The process began after an initial research phase that each partner carried out in their local context. Through surveys, interviews, and consultation with youth workers, the research revealed a widespread issue—youth participation tends to drop off over time. This disengagement often has little to do with a lack of interest from young people, and more to do with how activities are structured, communicated, or connected to their actual needs and motivations.
With these insights in hand, each organization entered a phase of focused brainstorming. Internally, they reflected on their own past experiences and began drafting initial concepts for engagement tools—whether activity formats, facilitation techniques, or program design ideas. These weren’t meant to be final products, but starting points: sketches based on field realities that could later be tested and shaped through dialogue.
The next step was to bring these drafts into conversation—literally. This happened during a Learning, Teaching, and Training Activity (LTTA) hosted in Tabbiano, Italy. The LTTA brought together the core partner teams along with selected youth workers from different countries. It was here, over a few concentrated days of work, that the ideas really began to take shape.

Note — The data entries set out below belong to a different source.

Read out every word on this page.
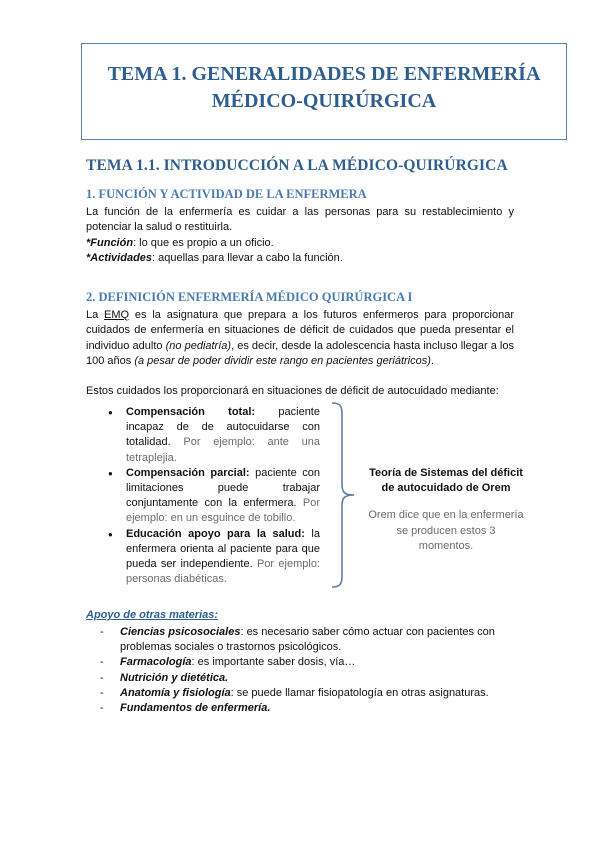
TEMA 1. GENERALIDADES DE ENFERMERÍA
MÉDICO-QUIRÚRGICA
TEMA 1.1. INTRODUCCIÓN A LA MÉDICO-QUIRÚRGICA
1. FUNCIÓN Y ACTIVIDAD DE LA ENFERMERA
La función de la enfermería es cuidar a las personas para su restablecimiento y potenciar la salud o restituirla.
*Función: lo que es propio a un oficio.
*Actividades: aquellas para llevar a cabo la función.
2. DEFINICIÓN ENFERMERÍA MÉDICO QUIRÚRGICA I
La EMQ es la asignatura que prepara a los futuros enfermeros para proporcionar cuidados de enfermería en situaciones de déficit de cuidados que pueda presentar el individuo adulto (no pediatría), es decir, desde la adolescencia hasta incluso llegar a los 100 años (a pesar de poder dividir este rango en pacientes geriátricos).
Estos cuidados los proporcionará en situaciones de déficit de autocuidado mediante:
● Compensación total: paciente incapaz de de autocuidarse con totalidad. Por ejemplo: ante una tetraplejia.
● Compensación parcial: paciente con limitaciones puede trabajar conjuntamente con la enfermera. Por ejemplo: en un esguince de tobillo.
● Educación apoyo para la salud: la enfermera orienta al paciente para que pueda ser independiente. Por ejemplo: personas diabéticas.
Teoría de Sistemas del déficit de autocuidado de Orem
Orem dice que en la enfermería se producen estos 3 momentos.
Apoyo de otras materias:
- Ciencias psicosociales: es necesario saber cómo actuar con pacientes con problemas sociales o trastornos psicológicos.
- Farmacología: es importante saber dosis, vía…
- Nutrición y dietética.
- Anatomía y fisiología: se puede llamar fisiopatología en otras asignaturas.
- Fundamentos de enfermería.
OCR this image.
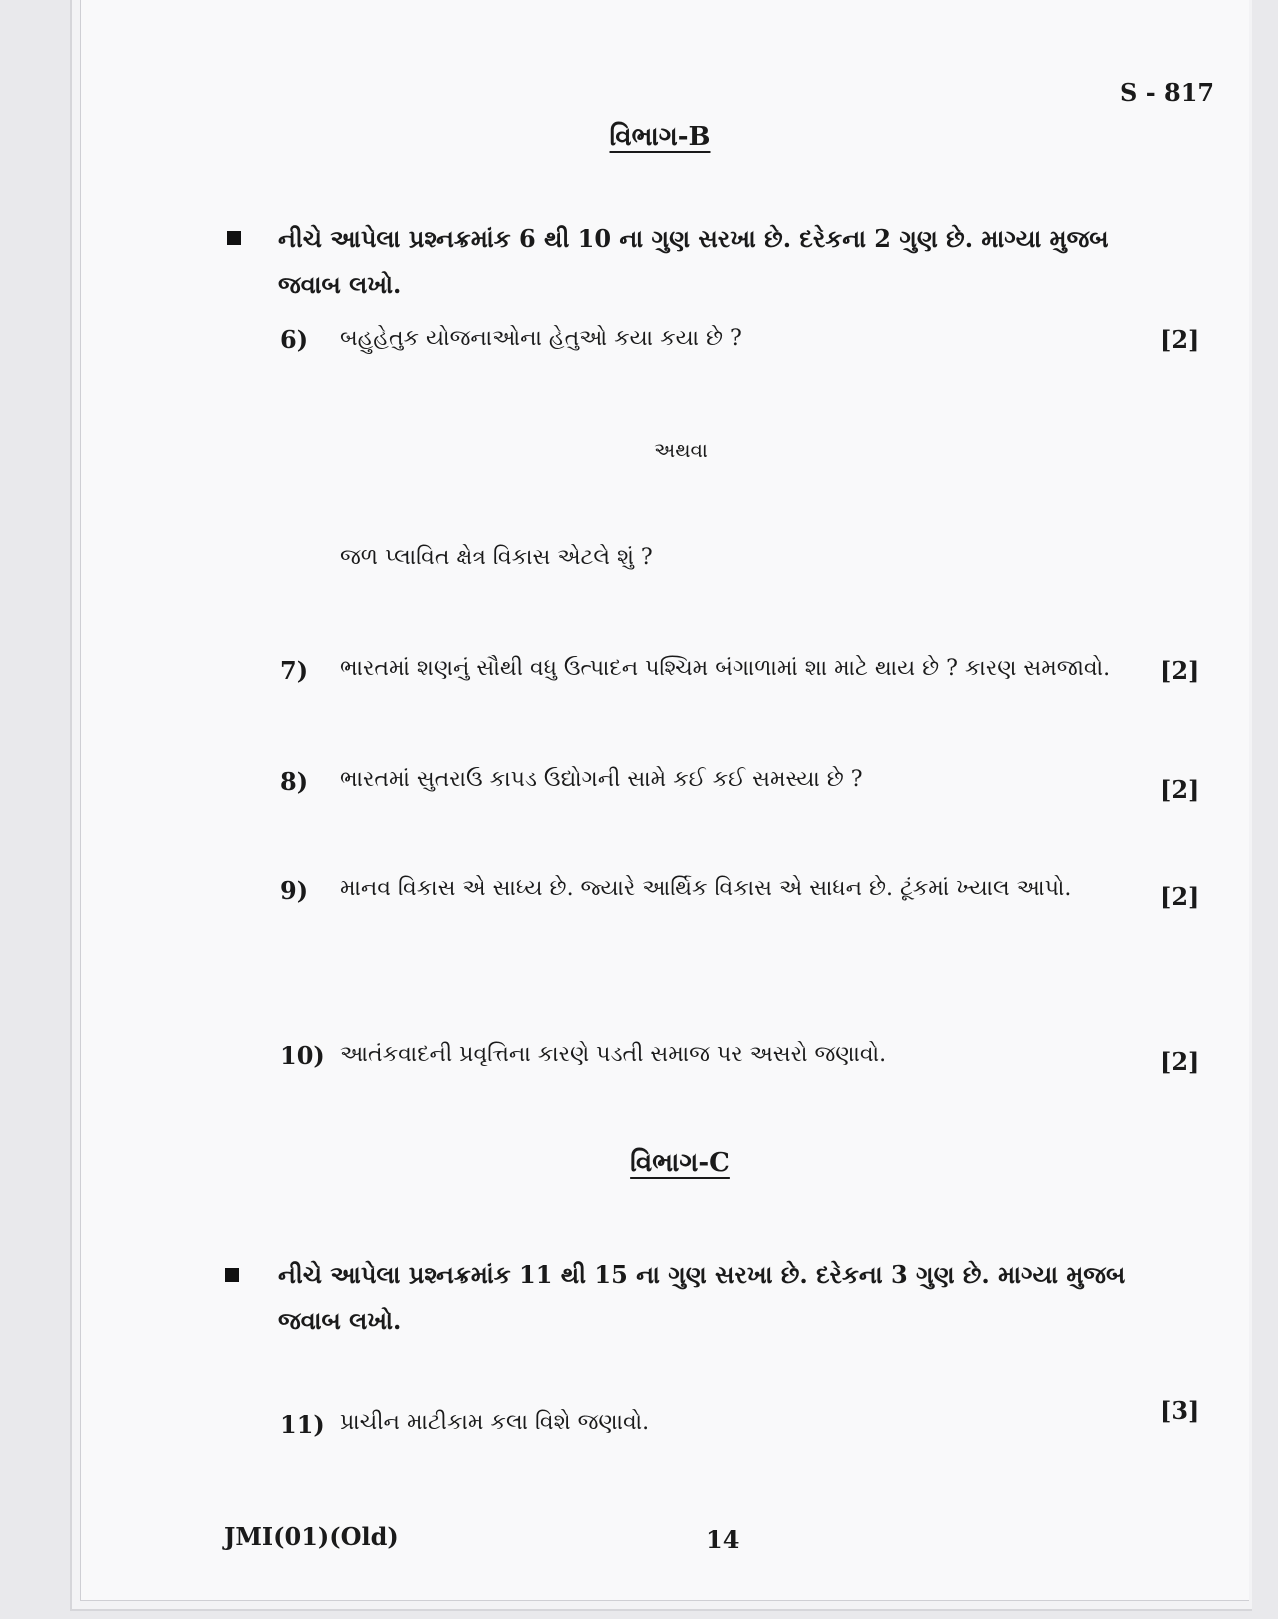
S - 817

વિભાગ-B

નીચે આપેલા પ્રશ્નક્રમાંક 6 થી 10 ના ગુણ સરખા છે. દરેકના 2 ગુણ છે. માગ્યા મુજબ જવાબ લખો.

6)	બહુહેતુક યોજનાઓના હેતુઓ કયા કયા છે ?	[2]

અથવા

જળ પ્લાવિત ક્ષેત્ર વિકાસ એટલે શું ?

7)	ભારતમાં શણનું સૌથી વધુ ઉત્પાદન પશ્ચિમ બંગાળામાં શા માટે થાય છે ? કારણ સમજાવો. [2]

8)	ભારતમાં સુતરાઉ કાપડ ઉદ્યોગની સામે કઈ કઈ સમસ્યા છે ?	[2]

9)	માનવ વિકાસ એ સાધ્ય છે. જ્યારે આર્થિક વિકાસ એ સાધન છે. ટૂંકમાં ખ્યાલ આપો.	[2]

10) આતંકવાદની પ્રવૃત્તિના કારણે પડતી સમાજ પર અસરો જણાવો.	[2]

વિભાગ-C

નીચે આપેલા પ્રશ્નક્રમાંક 11 થી 15 ના ગુણ સરખા છે. દરેકના 3 ગુણ છે. માગ્યા મુજબ જવાબ લખો.

11) પ્રાચીન માટીકામ કલા વિશે જણાવો.	[3]

JMI(01)(Old)	14
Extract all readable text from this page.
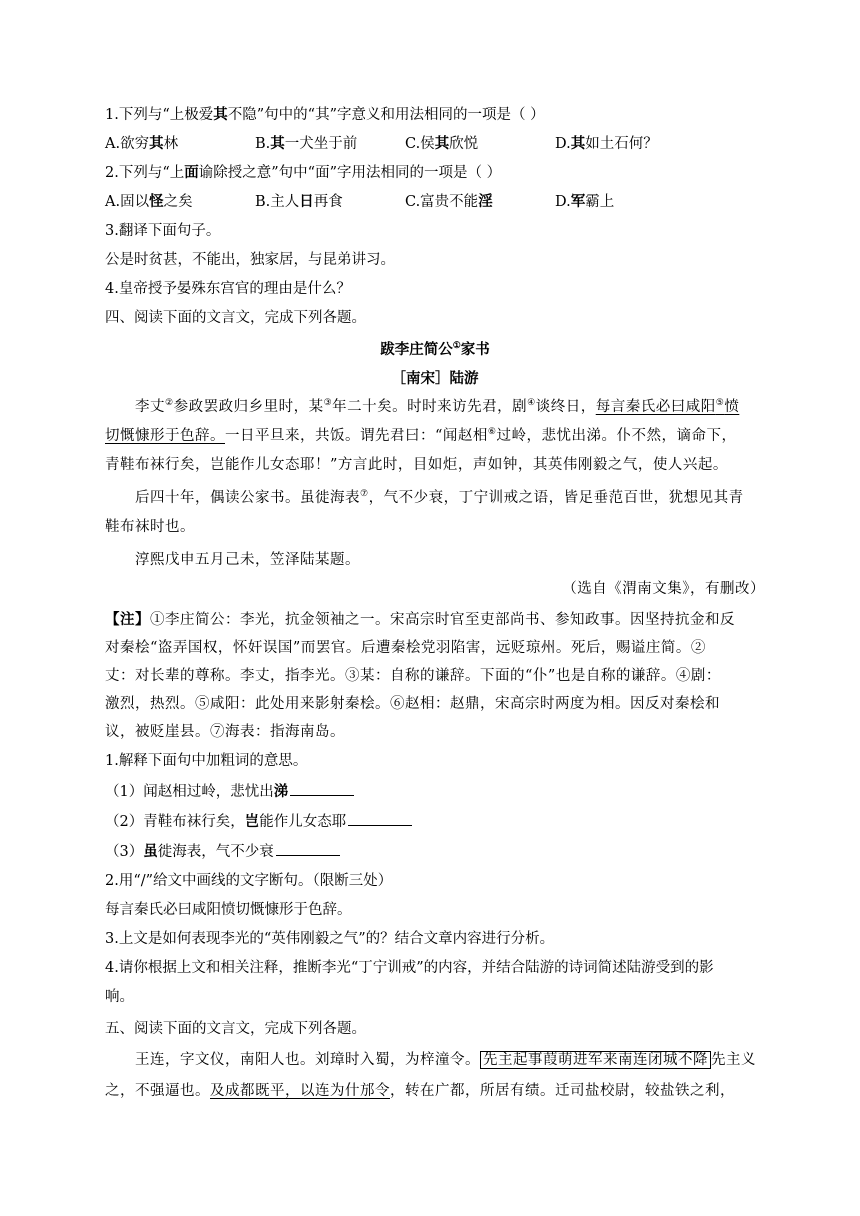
1.下列与“上极爱其不隐”句中的“其”字意义和用法相同的一项是（ ）
A.欲穷其林	B.其一犬坐于前	C.侯其欣悦	D.其如土石何？
2.下列与“上面谕除授之意”句中“面”字用法相同的一项是（ ）
A.固以怪之矣	B.主人日再食	C.富贵不能淫	D.军霸上
3.翻译下面句子。
公是时贫甚，不能出，独家居，与昆弟讲习。
4.皇帝授予晏殊东宫官的理由是什么？
四、阅读下面的文言文，完成下列各题。
跋李庄简公①家书
［南宋］陆游
李丈②参政罢政归乡里时，某③年二十矣。时时来访先君，剧④谈终日，每言秦氏必曰咸阳⑤愤
切慨慷形于色辞。一日平旦来，共饭。谓先君曰：“闻赵相⑥过岭，悲忧出涕。仆不然，谪命下，
青鞋布袜行矣，岂能作儿女态耶！”方言此时，目如炬，声如钟，其英伟刚毅之气，使人兴起。
后四十年，偶读公家书。虽徙海表⑦，气不少衰，丁宁训戒之语，皆足垂范百世，犹想见其青
鞋布袜时也。
淳熙戊申五月己未，笠泽陆某题。
（选自《渭南文集》，有删改）
【注】①李庄简公：李光，抗金领袖之一。宋高宗时官至吏部尚书、参知政事。因坚持抗金和反
对秦桧“盗弄国权，怀奸误国”而罢官。后遭秦桧党羽陷害，远贬琼州。死后，赐谥庄简。②
丈：对长辈的尊称。李丈，指李光。③某：自称的谦辞。下面的“仆”也是自称的谦辞。④剧：
激烈，热烈。⑤咸阳：此处用来影射秦桧。⑥赵相：赵鼎，宋高宗时两度为相。因反对秦桧和
议，被贬崖县。⑦海表：指海南岛。
1.解释下面句中加粗词的意思。
（1）闻赵相过岭，悲忧出涕
（2）青鞋布袜行矣，岂能作儿女态耶
（3）虽徙海表，气不少衰
2.用“/”给文中画线的文字断句。（限断三处）
每言秦氏必曰咸阳愤切慨慷形于色辞。
3.上文是如何表现李光的“英伟刚毅之气”的？结合文章内容进行分析。
4.请你根据上文和相关注释，推断李光“丁宁训戒”的内容，并结合陆游的诗词简述陆游受到的影
响。
五、阅读下面的文言文，完成下列各题。
王连，字文仪，南阳人也。刘璋时入蜀，为梓潼令。 先主起事葭萌进军来南连闭城不降 先主义
之，不强逼也。及成都既平，以连为什邡令，转在广都，所居有绩。迁司盐校尉，较盐铁之利，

The sessions in Tabbiano combined collaborative refinement with hands-on experimentation. Participants rotated between presenting their draft ideas and participating in others’ proposed methods. They offered feedback, proposed modifications, and tested each tool against practical considerations: Would this work in a short-term setting? How would it adapt to different group sizes? What happens when motivation drops mid-way? How do we avoid relying on a single facilitator’s charisma? This kind of reflective exchange allowed the tools to evolve from theoretical ideas into grounded, adaptable strategies.
The LTTA also served as a space for mutual learning. Organizations and youth workers shared what engagement looked like in their own contexts—urban or rural, formal or informal, well-resourced or limited. This diversity became an asset, challenging assumptions and broadening the methodology’s relevance. In the end, the group produced a first version of the All on Board methodology—shaped by both professional insight and real-world testing.
What sets this methodology apart is its intention. From the beginning, the focus was on creating something that youth workers could genuinely use—not a set of abstract principles, but tools and approaches that reflect the messiness, creativity, and complexity of real youth work. It doesn’t offer easy fixes, but practical pathways to help young people feel ownership over their involvement and recognize their role as active participants in shaping what a project becomes.
The resulting methodology is flexible, modular, and open-ended. It recognizes that youth engagement is never static—it evolves over time, and so should the strategies we use to support it. By designing with this in mind, All on Board offers a foundation that can adapt to different projects, contexts, and groups—encouraging youth workers to continue experimenting, reflecting, and learning alongside the young people they support.